Impact of acetazolamide and CPAP on cortical activity in obstructive sleep apnea patients
Katrin Stadelmann, Tsogyal D Latshang, Yvonne Nussbaumer-Ochsner, Leila Tarokh, Silvia Ulrich, Malcolm Kohler, Konrad E Bloch, Peter Achermann, Katrin Stadelmann, Tsogyal D Latshang, Yvonne Nussbaumer-Ochsner, Leila Tarokh, Silvia Ulrich, Malcolm Kohler, Konrad E Bloch, Peter Achermann
Abstract
Study objectives: 1) To investigate the impact of acetazolamide, a drug commonly prescribed for altitude sickness, on cortical oscillations in patients with obstructive sleep apnea syndrome (OSAS). 2) To examine alterations in the sleep EEG after short-term discontinuation of continuous positive airway pressure (CPAP) therapy.
Design: Data from two double-blind, placebo-controlled randomized cross-over design studies were analyzed.
Setting: Polysomnographic recordings in sleep laboratory at 490 m and at moderate altitudes in the Swiss Alps: 1630 or 1860 m and 2590 m.
Patients: Study 1: 39 OSAS patients. Study 2: 41 OSAS patients.
Interventions: Study 1: OSAS patients withdrawn from treatment with CPAP. Study 2: OSAS patients treated with autoCPAP. Treatment with acetazolamide (500-750 mg) or placebo at moderate altitudes.

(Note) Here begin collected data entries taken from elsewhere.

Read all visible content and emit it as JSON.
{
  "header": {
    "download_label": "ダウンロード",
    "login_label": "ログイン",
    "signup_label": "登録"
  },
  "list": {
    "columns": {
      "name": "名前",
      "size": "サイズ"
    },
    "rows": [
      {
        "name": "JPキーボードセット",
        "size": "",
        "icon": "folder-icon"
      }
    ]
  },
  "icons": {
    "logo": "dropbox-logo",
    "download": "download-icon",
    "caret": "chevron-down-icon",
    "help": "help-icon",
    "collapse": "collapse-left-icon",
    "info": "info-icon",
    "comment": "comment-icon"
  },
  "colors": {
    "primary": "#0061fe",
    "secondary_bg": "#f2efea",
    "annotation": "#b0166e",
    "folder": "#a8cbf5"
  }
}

Measurements and results: An evening dose of 500 mg acetazolamide reduced slow-wave activity (SWA; approximately 10%) and increased spindle activity (approximately 10%) during non-REM sleep. In addition, alpha activity during wake after lights out was increased. An evening dose of 250 mg did not affect these cortical oscillations. Discontinuation of CPAP therapy revealed a reduction in SWA (5-10%) and increase in beta activity (approximately 25%).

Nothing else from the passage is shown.